Introducción de Bitácora (M-L)

A continuación, dejamos al lector con una obra clásica de Karl Kautsky escrita en 1889, es decir, durante su primera etapa de pensamiento revolucionario y mucho antes de deslizarse por el sendero del revisionismo. Salvo la forma de citación de ciertas referencias, la cual hacía por momentos ilegible el texto, no hemos modificado en exceso las traducciones ya disponibles en castellano, en este caso la de «Alejandría Proletaria».

Hemos decidido rescatar dicho trabajo ya que explica algunos hechos sobre un evento crucial en la historia de la humanidad: la Revolución Francesa (1789-99). De hecho, la historiografía burguesa, bien sea a través de conservadores como Burke, socialdemócratas como Fuiret o republicanos liberales como Adolphe Thiers, siempre ha tratado de difundir medias verdades sobre unos temas, blanquear algunos e inventar otros tantos a fin de justificar sus proyectos presentes. Por este motivo, es menester aclarar malentendidos y clichés.

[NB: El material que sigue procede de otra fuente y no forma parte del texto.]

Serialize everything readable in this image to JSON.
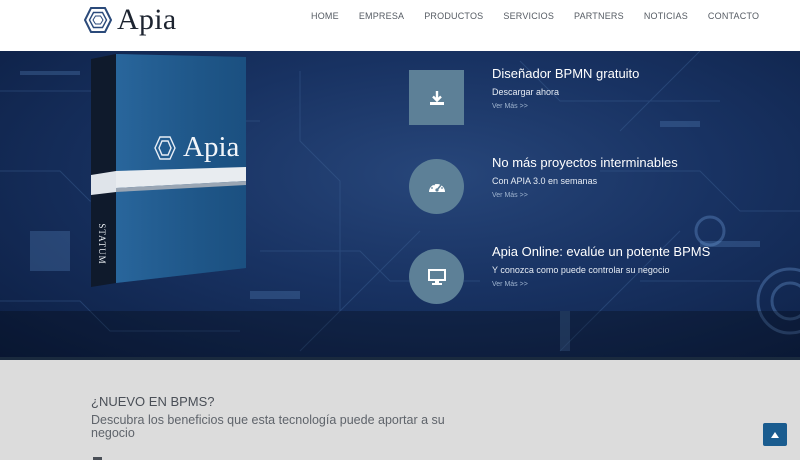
{
  "brand": {
    "name": "Apia",
    "logo_icon": "hexagon-logo-icon"
  },
  "nav": {
    "items": [
      {
        "label": "HOME"
      },
      {
        "label": "EMPRESA"
      },
      {
        "label": "PRODUCTOS"
      },
      {
        "label": "SERVICIOS"
      },
      {
        "label": "PARTNERS"
      },
      {
        "label": "NOTICIAS"
      },
      {
        "label": "CONTACTO"
      }
    ]
  },
  "hero": {
    "product_box": {
      "brand": "Apia",
      "spine_label": "STATUM"
    },
    "features": [
      {
        "icon": "download-icon",
        "title": "Diseñador BPMN gratuito",
        "subtitle": "Descargar ahora",
        "more": "Ver Más >>"
      },
      {
        "icon": "speedometer-icon",
        "title": "No más proyectos interminables",
        "subtitle": "Con APIA 3.0 en semanas",
        "more": "Ver Más >>"
      },
      {
        "icon": "monitor-icon",
        "title": "Apia Online: evalúe un potente BPMS",
        "subtitle": "Y conozca como puede controlar su negocio",
        "more": "Ver Más >>"
      }
    ]
  },
  "intro": {
    "title": "¿NUEVO EN BPMS?",
    "text": "Descubra los beneficios que esta tecnología puede aportar a su negocio"
  },
  "colors": {
    "accent": "#5d8097",
    "scroll_button": "#1a5c8f",
    "hero_dark": "#0c1e42"
  }
}
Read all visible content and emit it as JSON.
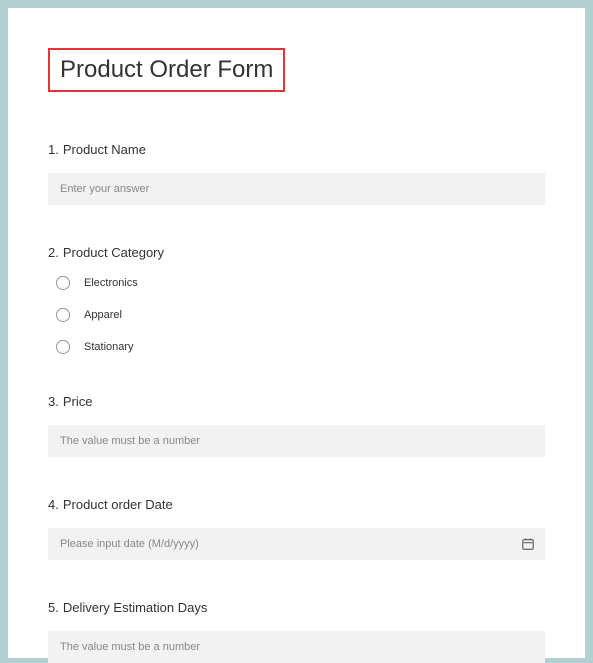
{
  "form": {
    "title": "Product Order Form",
    "questions": {
      "q1": {
        "num": "1.",
        "label": "Product Name",
        "placeholder": "Enter your answer"
      },
      "q2": {
        "num": "2.",
        "label": "Product Category",
        "options": [
          "Electronics",
          "Apparel",
          "Stationary"
        ]
      },
      "q3": {
        "num": "3.",
        "label": "Price",
        "placeholder": "The value must be a number"
      },
      "q4": {
        "num": "4.",
        "label": "Product order Date",
        "placeholder": "Please input date (M/d/yyyy)"
      },
      "q5": {
        "num": "5.",
        "label": "Delivery Estimation Days",
        "placeholder": "The value must be a number"
      }
    }
  }
}
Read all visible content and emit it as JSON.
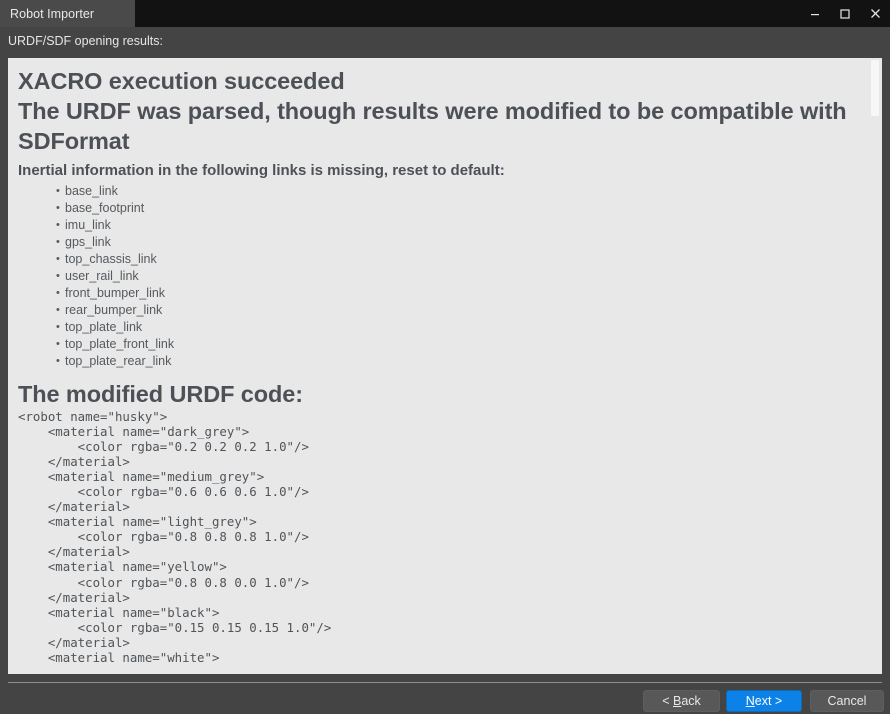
{
  "window": {
    "tab_title": "Robot Importer",
    "controls": {
      "minimize": "minimize-icon",
      "maximize": "maximize-icon",
      "close": "close-icon"
    }
  },
  "subtitle": "URDF/SDF opening results:",
  "results": {
    "heading_line_1": "XACRO execution succeeded",
    "heading_line_2": "The URDF was parsed, though results were modified to be compatible with SDFormat",
    "subheading": "Inertial information in the following links is missing, reset to default:",
    "missing_inertia_links": [
      "base_link",
      "base_footprint",
      "imu_link",
      "gps_link",
      "top_chassis_link",
      "user_rail_link",
      "front_bumper_link",
      "rear_bumper_link",
      "top_plate_link",
      "top_plate_front_link",
      "top_plate_rear_link"
    ],
    "code_heading": "The modified URDF code:",
    "code": "<robot name=\"husky\">\n    <material name=\"dark_grey\">\n        <color rgba=\"0.2 0.2 0.2 1.0\"/>\n    </material>\n    <material name=\"medium_grey\">\n        <color rgba=\"0.6 0.6 0.6 1.0\"/>\n    </material>\n    <material name=\"light_grey\">\n        <color rgba=\"0.8 0.8 0.8 1.0\"/>\n    </material>\n    <material name=\"yellow\">\n        <color rgba=\"0.8 0.8 0.0 1.0\"/>\n    </material>\n    <material name=\"black\">\n        <color rgba=\"0.15 0.15 0.15 1.0\"/>\n    </material>\n    <material name=\"white\">"
  },
  "footer": {
    "back_prefix": "< ",
    "back_accel": "B",
    "back_suffix": "ack",
    "next_accel": "N",
    "next_suffix": "ext >",
    "cancel_label": "Cancel"
  },
  "colors": {
    "titlebar_bg": "#121212",
    "tab_bg": "#4a4a4a",
    "window_bg": "#444444",
    "panel_bg": "#e8e8e8",
    "heading_text": "#4d5157",
    "body_text": "#555a5f",
    "code_text": "#4f5459",
    "accent_button": "#0c82e8",
    "button_bg": "#585858"
  }
}
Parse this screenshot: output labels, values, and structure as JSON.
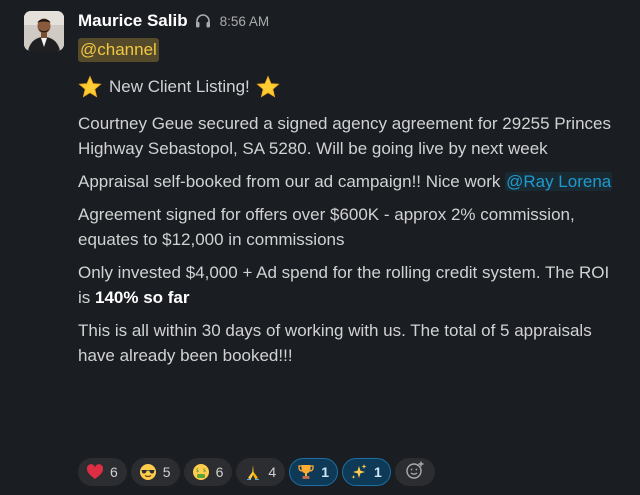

Por nuestra parte querríamos resaltar varios aspectos −algunos de los cuales Kautsky mencionó aquí y otros no fueron tratados por diversas razones−.

El absolutismo monárquico de Luis XVI ni siquiera fue compatible con los proyectos reformadores del despotismo ilustrado del siglo XVIII, por lo que ni mucho menos deseó nunca una «transición pacífica» hacia una monarquía constitucional y una división de poderes. Más bien la ineficacia y torpeza de su gobernanza le obligó a colocarse bajo una serie de circunstancias y condicionantes que poco a poco sobrepasaron al monarca. Esto, sumado a su falta de carácter, algo imperdonable en un autócrata, hizo que Luis XVI fuese cediendo ese «poder absoluto» −lo cual era ya de por sí incoherente−. Realizó todo tipo de concesiones a los constitucionalistas, restituyendo a Necker para las finanzas o aceptando el mando de tropas en el Marqués de La Fayette, prebendas que tuvo que continuar haciendo después, cuando la revolución se radicalizó. Esto último se simbolizó en actos como aceptar la primera constitución de 1791, ponerse el gorro frigio −símbolo de la revolución− o establecer su estancia en el Palacio de las Tullerías como le exigieron las masas −para que no huyera al extranjero−. Sin embargo, él y los suyos −con su hermano Carlos X a la cabeza− intentaron obstaculizar en la Asamblea Nacional Constituyente todas las tímidas medidas de reforma −con el derecho a veto del rey− y conspiraron con los emigrados y potencias extranjeras para recuperar su autoridad. 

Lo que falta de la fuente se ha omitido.